Uncovering O'Reilly in book, lawsuit

Contrasting pictures of embattled TV host

October 16, 2004|By Rob Hiaasen | Rob Hiaasen,SUN STAFF

He filed, she filed, he wrote a children's book.

"Here's a big word for today: dehumanization," writes Bill O'Reilly in his new advice book, The O'Reilly Factor for Kids. "When you are interested in someone only on the basis of physique, you're dehumanizing him or her, seeing that person only as an attractive object.

"If you are doing that, remember, good sex occurs between two human beings, not between two objects."

The timing of the release of O'Reilly's children's book is awkward at best. O'Reilly is host of Fox News' The O'Reilly Factor, which attracts an estimated 2.5 million viewers nightly. What's attracting even more attention to the popular and outspoken O'Reilly today, though, is a $60 million sexual harassment suit filed against him by a producer on his show.

Andrea Mackris, 33, charged that O'Reilly repeatedly pressured her to engage in phone sex and frightened her with lewd "monologues." The salacious details of her lawsuit quickly made the Internet rounds, and one of the nation's most popular cable news hosts became popular news.

O'Reilly and Fox News filed a pre-emptive lawsuit Wednesday accusing Mackris and her attorney of attempting to extort $60 million from him. Both parties have taken their cases to the airwaves: Mackris on ABC's Good Morning America, O'Reilly on his own show and Live with Regis and Kelly.

O'Reilly, 55 and married, was on Live with Regis and Kelly to promote his advice book for children but instead had to address the sexual harassment charge.

Released last month, the 188-page book offers children advice on how to deal with subjects such as bullies, divorce, smoking, drugs, music, TV ... and sex. In the book, each chapter ends with O'Reilly's own experiences.

Given the nature of the lawsuit, it's difficult not to contrast his advice to children and Mackris' charges against him.

He wrote: "I didn't have sex until I was twenty years old! Can you believe it? I was kind of a shy guy around girls, and I had absolutely no `moves.'"

She wrote: Among other accusations, O'Reilly described to her a Caribbean fantasy. "Well, if I took you down there then I'd want to take a shower with you right away, that would be the first thing I'd do."

He wrote: "Here's another smart thing to consider. Whatever you do, don't give the details to your friends. That is a betrayal of trust. I don't care if it was the best sex in your life."

She wrote: O'Reilly in 2003 regaled her and her friend over dinner "with stories concerning the loss of his virginity to a girl in a car at JFK, two `really wild' Scandinavian airline stewardesses ... and a `girl' at a sex show in Thailand who had shown him things in the backroom that `blew his mind.'"

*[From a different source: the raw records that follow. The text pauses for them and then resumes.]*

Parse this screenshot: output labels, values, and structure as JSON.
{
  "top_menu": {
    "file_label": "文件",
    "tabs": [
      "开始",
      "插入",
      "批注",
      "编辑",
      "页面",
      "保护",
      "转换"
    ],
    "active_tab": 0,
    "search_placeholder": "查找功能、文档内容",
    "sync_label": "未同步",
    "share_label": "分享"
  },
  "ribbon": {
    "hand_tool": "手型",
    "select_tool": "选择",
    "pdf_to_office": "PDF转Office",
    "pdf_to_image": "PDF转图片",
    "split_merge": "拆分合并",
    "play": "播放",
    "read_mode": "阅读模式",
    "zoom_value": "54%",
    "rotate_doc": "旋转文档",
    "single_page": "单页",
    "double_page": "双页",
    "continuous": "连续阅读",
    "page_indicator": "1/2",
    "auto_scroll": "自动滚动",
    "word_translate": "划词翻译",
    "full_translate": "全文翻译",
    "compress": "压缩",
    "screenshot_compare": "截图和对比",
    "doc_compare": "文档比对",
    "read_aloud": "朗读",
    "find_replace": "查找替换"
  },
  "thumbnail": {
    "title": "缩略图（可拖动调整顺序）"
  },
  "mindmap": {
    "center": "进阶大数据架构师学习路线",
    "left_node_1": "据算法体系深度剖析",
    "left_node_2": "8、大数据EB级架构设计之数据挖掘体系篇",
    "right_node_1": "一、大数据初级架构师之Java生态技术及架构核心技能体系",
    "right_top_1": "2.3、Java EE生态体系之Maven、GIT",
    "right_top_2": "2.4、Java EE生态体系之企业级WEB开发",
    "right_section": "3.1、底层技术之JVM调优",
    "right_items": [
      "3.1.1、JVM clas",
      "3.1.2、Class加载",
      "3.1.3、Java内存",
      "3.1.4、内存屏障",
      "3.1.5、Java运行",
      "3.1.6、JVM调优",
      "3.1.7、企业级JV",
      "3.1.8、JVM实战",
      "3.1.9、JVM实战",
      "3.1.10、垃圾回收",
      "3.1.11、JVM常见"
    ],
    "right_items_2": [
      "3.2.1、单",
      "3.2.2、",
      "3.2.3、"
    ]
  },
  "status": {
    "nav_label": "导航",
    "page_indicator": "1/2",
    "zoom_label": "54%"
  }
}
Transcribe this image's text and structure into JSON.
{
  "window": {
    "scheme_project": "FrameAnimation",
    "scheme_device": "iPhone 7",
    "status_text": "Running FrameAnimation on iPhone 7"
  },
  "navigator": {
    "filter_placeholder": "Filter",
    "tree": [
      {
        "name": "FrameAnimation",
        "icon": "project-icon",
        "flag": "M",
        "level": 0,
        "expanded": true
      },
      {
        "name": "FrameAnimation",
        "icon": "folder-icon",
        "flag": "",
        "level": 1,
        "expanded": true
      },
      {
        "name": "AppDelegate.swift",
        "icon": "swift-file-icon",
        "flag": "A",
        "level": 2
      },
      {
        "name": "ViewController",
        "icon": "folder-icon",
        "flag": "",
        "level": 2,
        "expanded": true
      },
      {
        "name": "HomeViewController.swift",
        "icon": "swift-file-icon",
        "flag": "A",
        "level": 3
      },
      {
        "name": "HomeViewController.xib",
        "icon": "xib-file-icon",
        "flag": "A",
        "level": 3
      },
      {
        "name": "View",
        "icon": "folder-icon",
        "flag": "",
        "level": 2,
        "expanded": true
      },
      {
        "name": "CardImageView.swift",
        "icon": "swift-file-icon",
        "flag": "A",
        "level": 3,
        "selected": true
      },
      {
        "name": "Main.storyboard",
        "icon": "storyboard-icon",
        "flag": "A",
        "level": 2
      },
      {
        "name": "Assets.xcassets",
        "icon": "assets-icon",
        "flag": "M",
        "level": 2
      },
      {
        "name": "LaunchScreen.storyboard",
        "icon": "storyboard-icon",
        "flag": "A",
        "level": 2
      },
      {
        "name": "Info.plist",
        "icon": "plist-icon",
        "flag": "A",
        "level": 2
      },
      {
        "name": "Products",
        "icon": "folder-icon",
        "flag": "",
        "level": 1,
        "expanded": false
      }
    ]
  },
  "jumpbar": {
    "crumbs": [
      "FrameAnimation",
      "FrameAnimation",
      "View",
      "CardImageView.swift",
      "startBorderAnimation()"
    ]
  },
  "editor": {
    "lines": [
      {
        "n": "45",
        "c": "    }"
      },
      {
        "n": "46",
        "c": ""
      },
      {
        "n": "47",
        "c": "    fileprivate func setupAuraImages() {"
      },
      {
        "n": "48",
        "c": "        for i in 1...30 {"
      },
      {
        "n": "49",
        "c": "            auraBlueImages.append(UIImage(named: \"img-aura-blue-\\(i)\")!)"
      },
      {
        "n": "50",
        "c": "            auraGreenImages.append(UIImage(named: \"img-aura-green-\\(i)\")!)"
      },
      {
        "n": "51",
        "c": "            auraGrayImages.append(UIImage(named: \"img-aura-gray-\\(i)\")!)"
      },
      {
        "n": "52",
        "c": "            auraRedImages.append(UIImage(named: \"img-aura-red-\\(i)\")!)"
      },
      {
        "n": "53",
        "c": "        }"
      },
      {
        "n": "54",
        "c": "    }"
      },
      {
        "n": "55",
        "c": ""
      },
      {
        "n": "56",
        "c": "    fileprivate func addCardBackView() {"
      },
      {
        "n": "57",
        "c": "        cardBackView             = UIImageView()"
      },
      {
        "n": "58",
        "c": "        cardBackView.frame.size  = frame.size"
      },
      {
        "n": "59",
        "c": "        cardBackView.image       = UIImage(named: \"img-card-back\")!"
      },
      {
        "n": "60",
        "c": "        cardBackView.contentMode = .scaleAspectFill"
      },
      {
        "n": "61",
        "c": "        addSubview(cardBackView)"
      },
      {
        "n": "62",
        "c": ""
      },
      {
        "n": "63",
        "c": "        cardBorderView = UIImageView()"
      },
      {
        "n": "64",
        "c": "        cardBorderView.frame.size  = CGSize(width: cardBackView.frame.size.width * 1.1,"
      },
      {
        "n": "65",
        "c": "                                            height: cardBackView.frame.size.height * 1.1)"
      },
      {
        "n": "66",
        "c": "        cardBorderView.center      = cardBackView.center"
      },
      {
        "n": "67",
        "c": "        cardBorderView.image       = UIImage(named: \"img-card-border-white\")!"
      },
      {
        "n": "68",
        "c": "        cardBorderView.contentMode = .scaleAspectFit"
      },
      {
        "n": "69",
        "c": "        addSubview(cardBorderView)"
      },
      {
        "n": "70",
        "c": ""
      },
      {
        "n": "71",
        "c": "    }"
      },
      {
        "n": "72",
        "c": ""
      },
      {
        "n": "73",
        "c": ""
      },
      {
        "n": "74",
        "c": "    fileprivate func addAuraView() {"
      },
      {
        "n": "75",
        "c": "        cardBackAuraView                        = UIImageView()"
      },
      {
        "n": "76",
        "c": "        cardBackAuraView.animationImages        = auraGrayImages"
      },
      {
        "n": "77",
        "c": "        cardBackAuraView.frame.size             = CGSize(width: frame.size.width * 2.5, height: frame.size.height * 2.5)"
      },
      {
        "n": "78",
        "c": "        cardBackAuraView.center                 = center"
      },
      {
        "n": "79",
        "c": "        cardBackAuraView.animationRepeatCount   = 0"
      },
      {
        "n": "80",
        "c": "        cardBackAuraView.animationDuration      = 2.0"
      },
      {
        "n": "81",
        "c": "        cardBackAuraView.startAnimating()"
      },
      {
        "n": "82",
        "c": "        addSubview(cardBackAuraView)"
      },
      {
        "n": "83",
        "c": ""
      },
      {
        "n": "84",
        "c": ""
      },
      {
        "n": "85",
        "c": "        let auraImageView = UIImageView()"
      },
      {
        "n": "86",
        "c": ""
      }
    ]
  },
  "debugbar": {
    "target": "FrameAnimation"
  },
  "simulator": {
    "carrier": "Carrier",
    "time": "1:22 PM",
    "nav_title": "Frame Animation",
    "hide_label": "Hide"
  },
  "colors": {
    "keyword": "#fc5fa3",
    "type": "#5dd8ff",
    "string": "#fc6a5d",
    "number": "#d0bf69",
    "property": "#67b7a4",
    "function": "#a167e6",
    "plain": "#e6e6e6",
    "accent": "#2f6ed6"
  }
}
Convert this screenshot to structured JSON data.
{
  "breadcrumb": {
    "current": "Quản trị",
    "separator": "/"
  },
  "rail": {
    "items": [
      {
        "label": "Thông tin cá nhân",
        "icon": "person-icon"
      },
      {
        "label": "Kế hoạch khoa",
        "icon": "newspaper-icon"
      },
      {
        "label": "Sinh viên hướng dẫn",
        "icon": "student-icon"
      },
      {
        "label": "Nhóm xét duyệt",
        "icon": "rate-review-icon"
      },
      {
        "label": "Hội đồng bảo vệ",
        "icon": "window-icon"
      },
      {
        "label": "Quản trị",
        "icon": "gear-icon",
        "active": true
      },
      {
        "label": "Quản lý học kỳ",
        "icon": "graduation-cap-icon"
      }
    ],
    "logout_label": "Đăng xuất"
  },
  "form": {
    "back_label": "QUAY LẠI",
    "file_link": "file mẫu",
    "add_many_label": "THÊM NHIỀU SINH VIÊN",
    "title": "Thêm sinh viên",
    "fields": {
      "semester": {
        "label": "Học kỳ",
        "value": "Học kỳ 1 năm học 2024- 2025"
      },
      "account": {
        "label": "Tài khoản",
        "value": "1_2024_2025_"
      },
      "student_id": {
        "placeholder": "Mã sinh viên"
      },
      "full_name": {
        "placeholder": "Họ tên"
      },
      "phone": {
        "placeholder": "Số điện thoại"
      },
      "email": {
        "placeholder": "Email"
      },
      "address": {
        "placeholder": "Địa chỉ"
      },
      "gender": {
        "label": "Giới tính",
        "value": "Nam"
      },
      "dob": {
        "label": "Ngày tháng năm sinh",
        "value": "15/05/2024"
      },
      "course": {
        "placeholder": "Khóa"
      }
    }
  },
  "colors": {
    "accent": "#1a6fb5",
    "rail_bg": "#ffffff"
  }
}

He wrote: "I am going to tell you to look for love, though. For most of us, it's a lengthy search, but the challenge is fun. Some people think that's why we're here. Maybe so."

She wrote: Over dinner in 2002, Mackris says, O'Reilly advised her to avoid contact with her ex-fiance and to "pick up 23-year-old men in bars" and to "meet men with credentials" and to spend the next year doing what she likes "without thinking about the consequences."

He wrote: "Are you surprised by my thoughts on the subject? Did you think that O'Reilly would tell you sex is off-limits?"

She wrote: O'Reilly advised that she should just use a "vibrator to blow off steam ... `What, you've got a vibrator, don't you? Every girl does.' "

He wrote: "And guys, if you exploit a girl, it will come back to get you. That's called `karma.' And don't allow yourself to be exploited by a troubled partner ... "

She wrote: O'Reilly became threatening when reminded he had bragged of his sexual exploits. "If any woman ever breathed a word, I'll make her pay so dearly that she'll wish she'd never been born," she quoted him as saying.

While Regis and Kelly were probably not the only talkers who were interested in having O'Reilly on their show to promote his book, they may be the last ones he visits with, for now.

"Because of the intense media scrutiny Mr. O'Reilly is currently facing, he and HarperCollins have jointly decided to postpone the final media interviews," said a statement released yesterday by the publishing house.

"We wish him well during this difficult time."